A Year in the Highlands & Islands
365 photos | 52 people | 2 cameras | 1 year
Portraits & everyday life in the Highlands
A collaboration with Fin Macrae
On show at Timespan 8th August – 20th September 2009
Preview 8th August 7pm – 9pm
Timespan focused on the 4 locals from Sutherland, plus portraits from Fin of Mylo and others involved.
In 2007 Fin Macrae ran a photography project for Highland 2007 that was wide reaching and diverse. From Shetland in the North to Argyll & Bute, the Western Isles to Moray in the East, 52 people were selected to document a week in their lives – a photo for every day. They were given digital Canon SLRs and told to shoot whatever they wanted…These 365 images formed a visual diary or portrait of what life is like in the Highlands & Islands in the 21st century. Participants included a mix of well known Highland personalities, such as DJ Mylo from Skye, World Curling Champion Ewan MacDonald from Inverness, the Academy award winning actress Tilda Swinton from Nairn, as well as some less known faces. All provided their unique insight into Highland & Island life. Alongside this were portraits of all the participants themselves, all shot on traditional monochrome film using a Mamiya medium format camera. These portraits are touring throughout 2009-2010 to various locations with all 365 images taken by the participants themselves.
Artist Showcase | Alice Stanmore
” I am an artist, photographer, designer and author whose textile books are used throughout the world. I was born into a typical Lewis family of Gaelic – speaking crofter – fishermen. The culture in which I was brought up and the nature of the landscape around me have greatly influenced my work.
In 1975 I became a professional textile designer and three years later I was awarded a Winston Churchill Fellowship which enabled me to travel to Norway, Sweden and Finland to study the textile traditions of those countries. I started to write after this, and have since had 16 books published, plus numerous magazine articles. I have established an international reputation as a leading expert on knitting design and technique.

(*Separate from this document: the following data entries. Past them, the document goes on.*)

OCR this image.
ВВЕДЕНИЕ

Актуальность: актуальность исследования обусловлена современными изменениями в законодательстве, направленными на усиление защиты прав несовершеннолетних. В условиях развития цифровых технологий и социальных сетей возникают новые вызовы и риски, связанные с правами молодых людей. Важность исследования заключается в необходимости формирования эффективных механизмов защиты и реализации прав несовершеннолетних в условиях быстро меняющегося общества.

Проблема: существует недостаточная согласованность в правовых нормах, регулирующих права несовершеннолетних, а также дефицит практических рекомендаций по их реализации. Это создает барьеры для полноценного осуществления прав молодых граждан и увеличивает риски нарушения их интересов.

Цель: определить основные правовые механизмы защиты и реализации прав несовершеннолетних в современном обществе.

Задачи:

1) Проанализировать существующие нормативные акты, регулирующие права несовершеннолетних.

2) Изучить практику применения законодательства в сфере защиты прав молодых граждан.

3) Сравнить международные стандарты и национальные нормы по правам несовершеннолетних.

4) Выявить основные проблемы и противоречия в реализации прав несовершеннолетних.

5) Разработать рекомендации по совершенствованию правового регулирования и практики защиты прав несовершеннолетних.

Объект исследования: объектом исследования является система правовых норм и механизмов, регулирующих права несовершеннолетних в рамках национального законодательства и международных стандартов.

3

My books on Fair Isle knitting and Arran knitting are regarded as the standard texts on those subjects, and I have taught and lectured extensively throughout Britain, Europe and the USA. Since 1995 I have moved into a more general sphere of textile art, focusing on interior decoration and stand – alone artwork.
Photography, drawing and painting are constant threads weaving through all aspects of my career. My current work in these media tends strongly towards the natural world. I am deeply interested in nature and conservation, and in this connection I also work seasonally for the RSPB as their Walks and Education Officer for the Isles of Lewis and Harris.”
Designer Showcase | Lorraine Robson
Lorraine Robson was born in Edinburgh in 1962. She spent some years working as a Cartographer before studying Sculpture at Edinburgh College of Art. After graduating with an honours degree, she worked for a Commercial Sculpture Studio, producing fibreglass figures to commission. During this period her own sculpture developed in plaster, fibreglass and cold cast metals using forms abstracted from childhood games, primitive tools, museum objects and her keen interest in natural form. This work was exhibited and gained recognition in Scottish galleries including the Collective, the Royal Scottish Academy and the Fruitmarket Gallery, Edinburgh.
In 1994 Lorraine made some experiments with ceramics that led to her turning almost exclusively to this medium. She now produces vessels, preferring to hand build each other rather than throwing them, with motifs coming indirectly from her sculptural work but disciplined by the vessel form.
Because of the production method each piece is unique, coils of clay are rolled out and layered, the form gradually evolving as it grows upward, before the surface is refined and smoothed. Lorraine hopes her use of very basic and ancient techniques will be of encouragement to emerging artists and the wider public.
In a world increasingly dominated by commercialism and technology Lorraine believes working with clay appeals to the most basic human desires; to create something tangible with nothing but bare hands, imagination, and human labour using the most primitive and natural materials available – the earth itself.
She aims to make very beautiful and sophisticated ceramics that pay homage to ancient skills while embracing contemporary influences, but employs the simplest methods to achieve this. Her work demonstrates that making ceramis pots does not require technical brilliance at the throwing wheel but can be a development of the most basic techniques and materials.
Having taken a temporary break from her commitment to art in education, Lorraine is currently working on a period of creative deveolpment work, funded by the Scottish Arts Council, to produce a new body of work for exhibition.